1-     A defendant’s committing a crime by free will while knowing that this act or crime is illegal

2-     A defendant’s publicly committing a crime or confessing to committing it.

Ijtihad and Application of Hudud

There are differences among scholars with regard to the application of some hudud. For example, there are differences relating to the meaning of cutting off  a thief’s hand, the accurate place of cutting, and the amount or number of stolen stuff that deserves the penalty. This is natural because jurisprudential details differ, but the basic rulings are agreed upon.

So, if someone steals something that exceeds a certain amount, the penalty is applied. Based on that, if someone steals something less than such a certain value or something to eat, the penalty is not applied. The amount of stolen money should be significant enough for the penalty to be deserved, and this can be subject to ijtihad in our modern time. But generally speaking scholars agree that a thief’s hand should be cut off exactly at the wrist.

It is natural that these jurisprudential differences open the door for contemporary ijtihad, which must be open in order to apply Shari`ah. There are many examples of issues that need contemporary ijtihad. For example, there is a hadith that says, “A Muslim should not be killed in qisaas (equality in punishment) for killing a disbeliever” (Al-Bukhari). So, should a Muslim be killed if he or she kills a Dhimmi (a non-Muslim living under the protection of the Islamic State)? Abu Hanifah and his companions say, “Yes,” as disbeliever in the hadith refers to the disbelievers fighting Muslims, not Dhimmis. This ruling was applied during the Abbasid and Ottoman caliphates as these caliphates adhered to the Hanafi School of Thought.

Another example is the diyyah (blood money) — should it be the same amount of money for both Muslims and Dhimmis killed?

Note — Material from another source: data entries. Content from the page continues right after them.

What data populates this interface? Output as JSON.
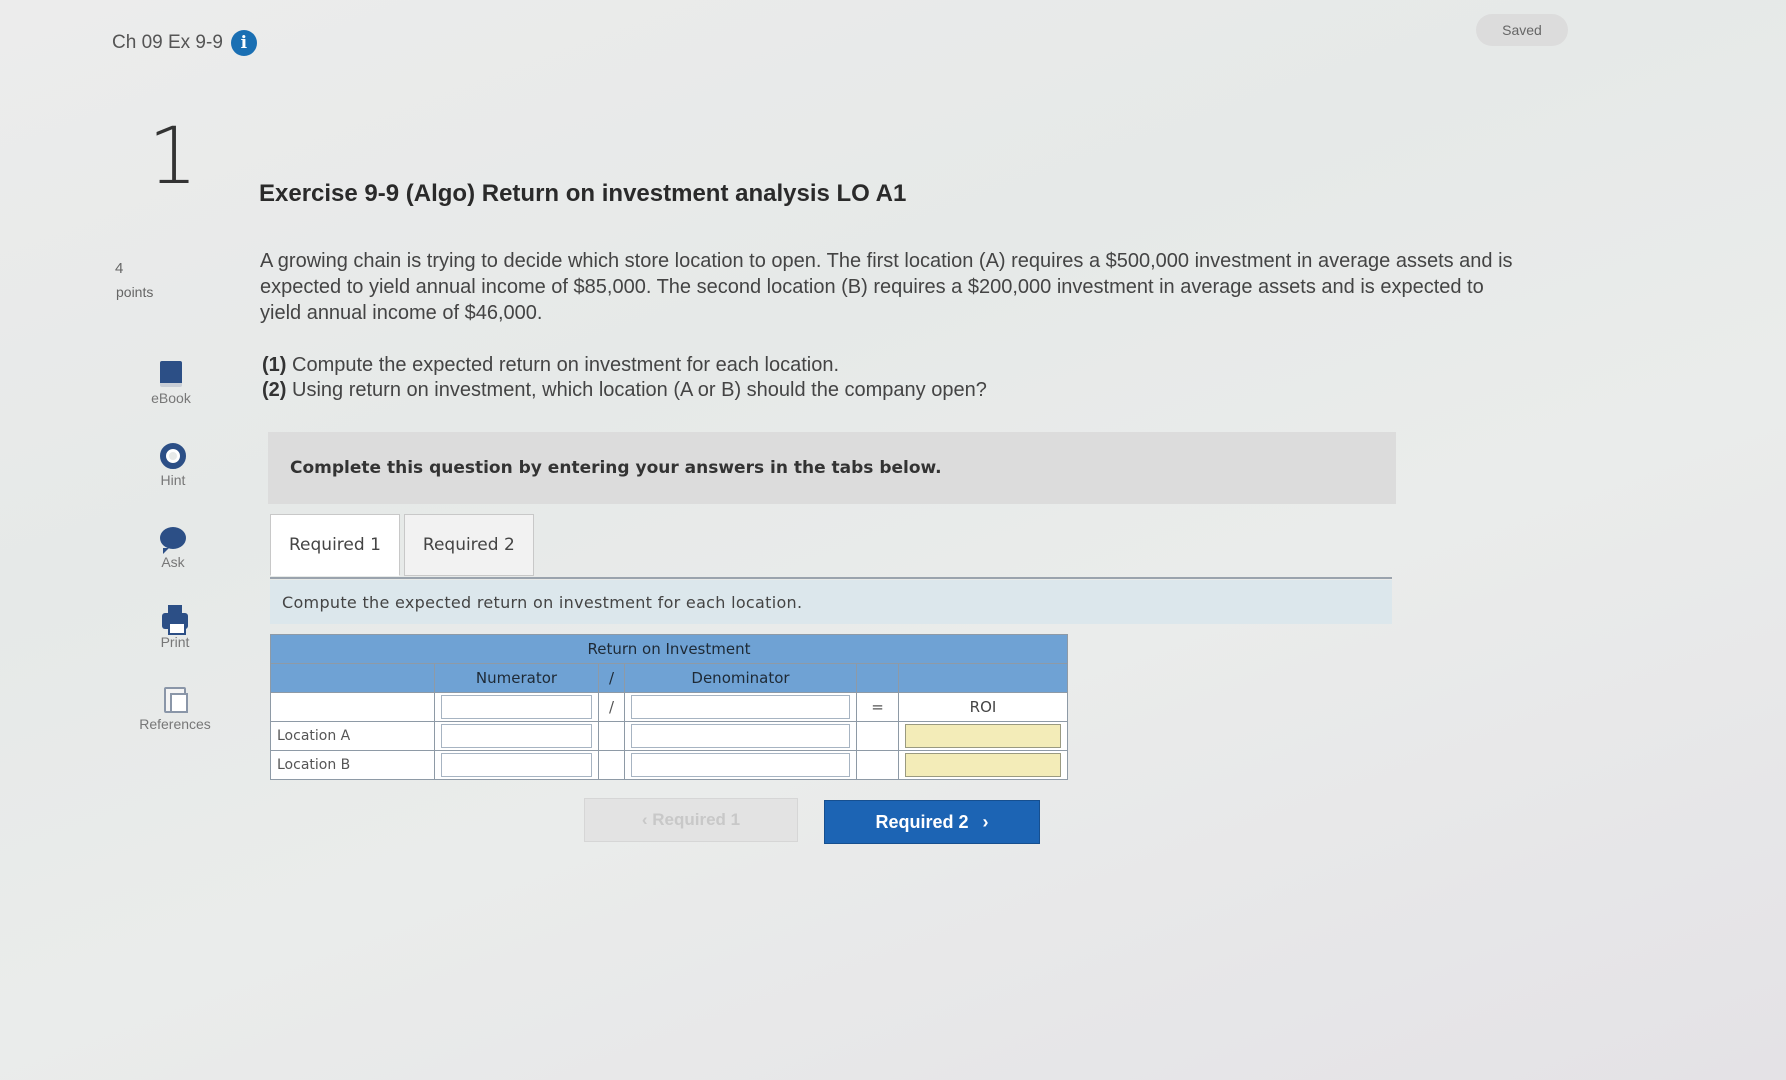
{
  "header": {
    "breadcrumb": "Ch 09 Ex 9-9",
    "saved": "Saved"
  },
  "rail": {
    "question_number": "1",
    "points_value": "4",
    "points_label": "points",
    "tools": [
      {
        "label": "eBook",
        "icon": "book-icon"
      },
      {
        "label": "Hint",
        "icon": "lifebuoy-icon"
      },
      {
        "label": "Ask",
        "icon": "chat-bubble-icon"
      },
      {
        "label": "Print",
        "icon": "printer-icon"
      },
      {
        "label": "References",
        "icon": "documents-icon"
      }
    ]
  },
  "question": {
    "title": "Exercise 9-9 (Algo) Return on investment analysis LO A1",
    "body": "A growing chain is trying to decide which store location to open. The first location (A) requires a $500,000 investment in average assets and is expected to yield annual income of $85,000. The second location (B) requires a $200,000 investment in average assets and is expected to yield annual income of $46,000.",
    "req1_num": "(1)",
    "req1_text": "Compute the expected return on investment for each location.",
    "req2_num": "(2)",
    "req2_text": "Using return on investment, which location (A or B) should the company open?"
  },
  "banner": "Complete this question by entering your answers in the tabs below.",
  "tabs": [
    "Required 1",
    "Required 2"
  ],
  "tab_description": "Compute the expected return on investment for each location.",
  "table": {
    "title": "Return on Investment",
    "numerator": "Numerator",
    "divide": "/",
    "denominator": "Denominator",
    "equals": "=",
    "result": "ROI",
    "rows": [
      "Location A",
      "Location B"
    ]
  },
  "nav": {
    "prev": "Required 1",
    "next": "Required 2"
  }
}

Should it be the same amount for men and women killed? I am for paying an equal amount, because Almighty Allah says in the Qur’an (Pay blood money to the family of the slain.) (An-Nisaa’ 4:92)  Thus, Almighty Allah does not differentiate between a man and a woman. Moreover, in qisaas, a man is killed when he kills a woman. So, we should open the door for ijtihad in such issues.

Islamic vs. Secular Penal Laws

The majority of secular laws are in accordance with Shari`ah laws, except for penal laws (those relating to hudud and qisaas). However, the essence of the relation between the Islamic system and the secular ones is one of separation. This is because secular systems represent philosophies that are different from Islam’s.

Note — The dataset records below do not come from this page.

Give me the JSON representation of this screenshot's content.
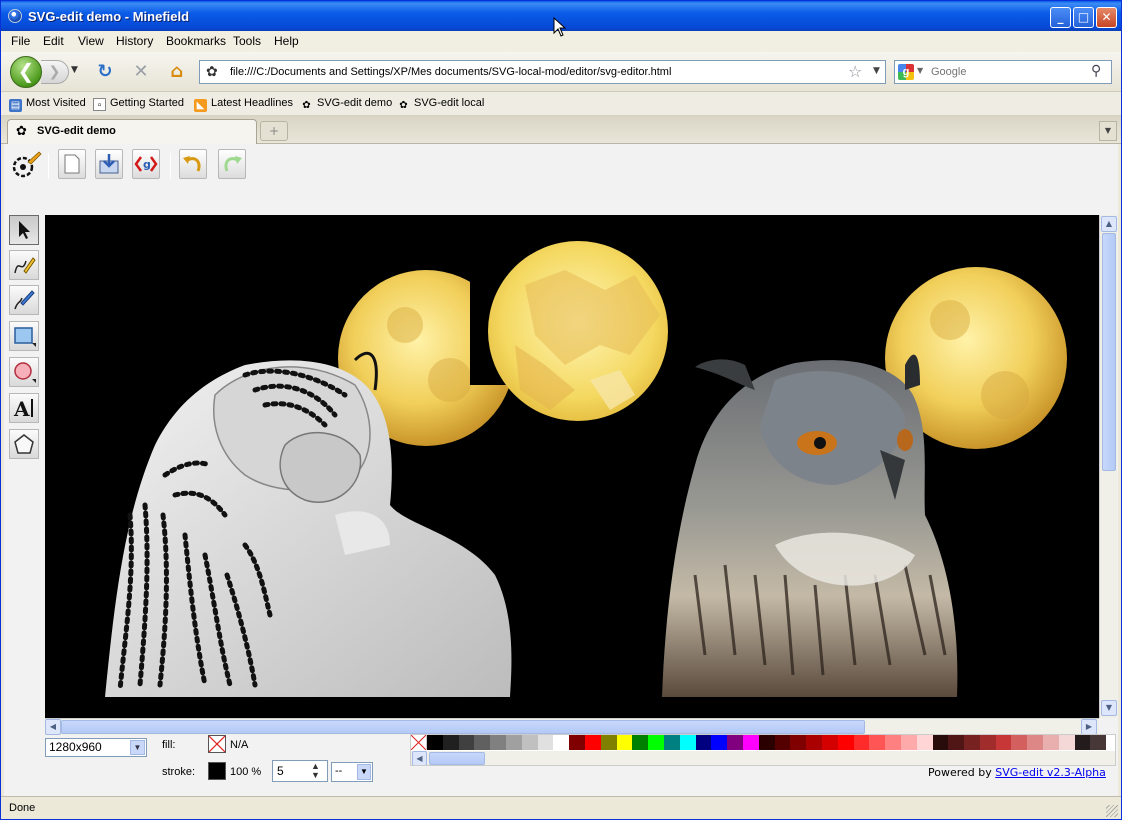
{
  "window": {
    "title": "SVG-edit demo - Minefield",
    "min_glyph": "_",
    "max_glyph": "□",
    "close_glyph": "✕"
  },
  "menu": [
    "File",
    "Edit",
    "View",
    "History",
    "Bookmarks",
    "Tools",
    "Help"
  ],
  "nav": {
    "back_glyph": "❮",
    "forward_glyph": "❯",
    "url": "file:///C:/Documents and Settings/XP/Mes documents/SVG-local-mod/editor/svg-editor.html",
    "search_placeholder": "Google"
  },
  "bookmarks": [
    {
      "label": "Most Visited",
      "icon": "most-visited-icon"
    },
    {
      "label": "Getting Started",
      "icon": "page-icon"
    },
    {
      "label": "Latest Headlines",
      "icon": "rss-icon"
    },
    {
      "label": "SVG-edit demo",
      "icon": "svg-edit-icon"
    },
    {
      "label": "SVG-edit local",
      "icon": "svg-edit-icon"
    }
  ],
  "tabs": [
    {
      "label": "SVG-edit demo",
      "active": true
    }
  ],
  "editor": {
    "toolbar": [
      "new-document",
      "save",
      "source-code",
      "undo",
      "redo"
    ],
    "tools": [
      "select",
      "pencil",
      "pen",
      "rectangle",
      "ellipse",
      "text",
      "polygon"
    ],
    "zoom_value": "1280x960",
    "fill_label": "fill:",
    "fill_value": "N/A",
    "stroke_label": "stroke:",
    "stroke_opacity": "100 %",
    "stroke_width": "5",
    "stroke_dash": "--",
    "powered_prefix": "Powered by ",
    "powered_link": "SVG-edit v2.3-Alpha",
    "palette": [
      "#000000",
      "#202020",
      "#404040",
      "#606060",
      "#808080",
      "#a0a0a0",
      "#c0c0c0",
      "#e0e0e0",
      "#ffffff",
      "#800000",
      "#ff0000",
      "#808000",
      "#ffff00",
      "#008000",
      "#00ff00",
      "#008080",
      "#00ffff",
      "#000080",
      "#0000ff",
      "#800080",
      "#ff00ff",
      "#2b0000",
      "#550000",
      "#800000",
      "#aa0000",
      "#d40000",
      "#ff0000",
      "#ff2a2a",
      "#ff5555",
      "#ff8080",
      "#ffaaaa",
      "#ffd5d5",
      "#280b0b",
      "#501616",
      "#782121",
      "#a02c2c",
      "#c83737",
      "#d35f5f",
      "#de8787",
      "#e9afaf",
      "#f4d7d7",
      "#241c1c",
      "#483737"
    ]
  },
  "status": "Done"
}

For example, the secular system does not punish adulterers as it views their act as a right to please themselves. It also does not punish homosexuals as it views their act as a personal right. While it does not forbid usury, Islam sees usury as a matter that deserves waging war against those practicing it. So the Islamic and secular philosophies are different in such a way that they do not complement one another.

There might some sort of integration between these two kinds of systems concerning some civil laws, but this does not mean that the application of secular laws equals the application of Shari`ah, as any system must be adopted along with its philosophy.

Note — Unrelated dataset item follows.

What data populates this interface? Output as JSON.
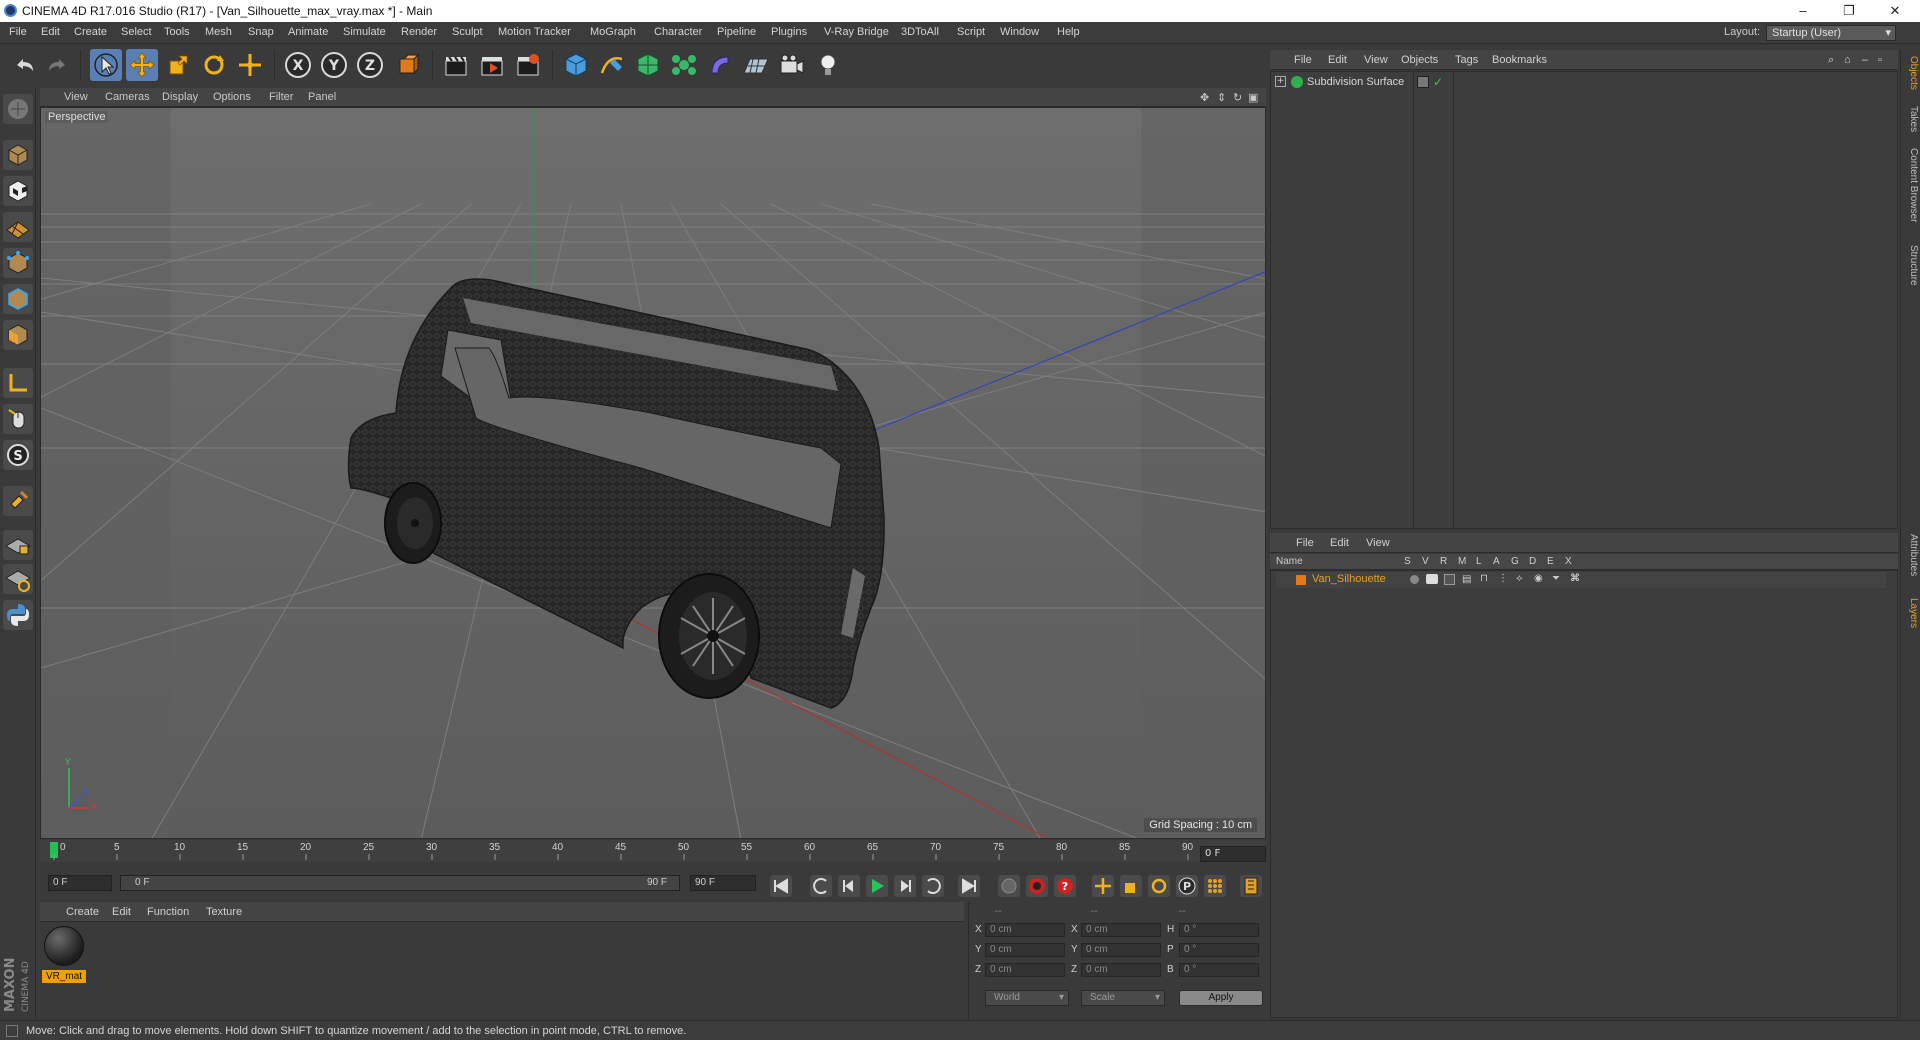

Possibility of Applying Hudud Today

It is supposed that when the elements of a crime are complete, hudud should be applied. However, if these elements are not present, then ta`zeer should be applied. Ta`zeer is to be applied by the authority of the imam or judge. Applying hudud is the right of the state. Consequently, no group in any place has the right to apply hudud to a group of people away from the authority of the state.

Hudud may be suspended until there is an Islamic life comprehensively established, with all conditions guaranteed. If these conditions are met in a certain case, hudud must be applied.

There are countries that apply hudud nowadays like Saudi Arabia, Iran, and Sudan. But the question is, do they apply hudud properly? This needs to be discussed in detail.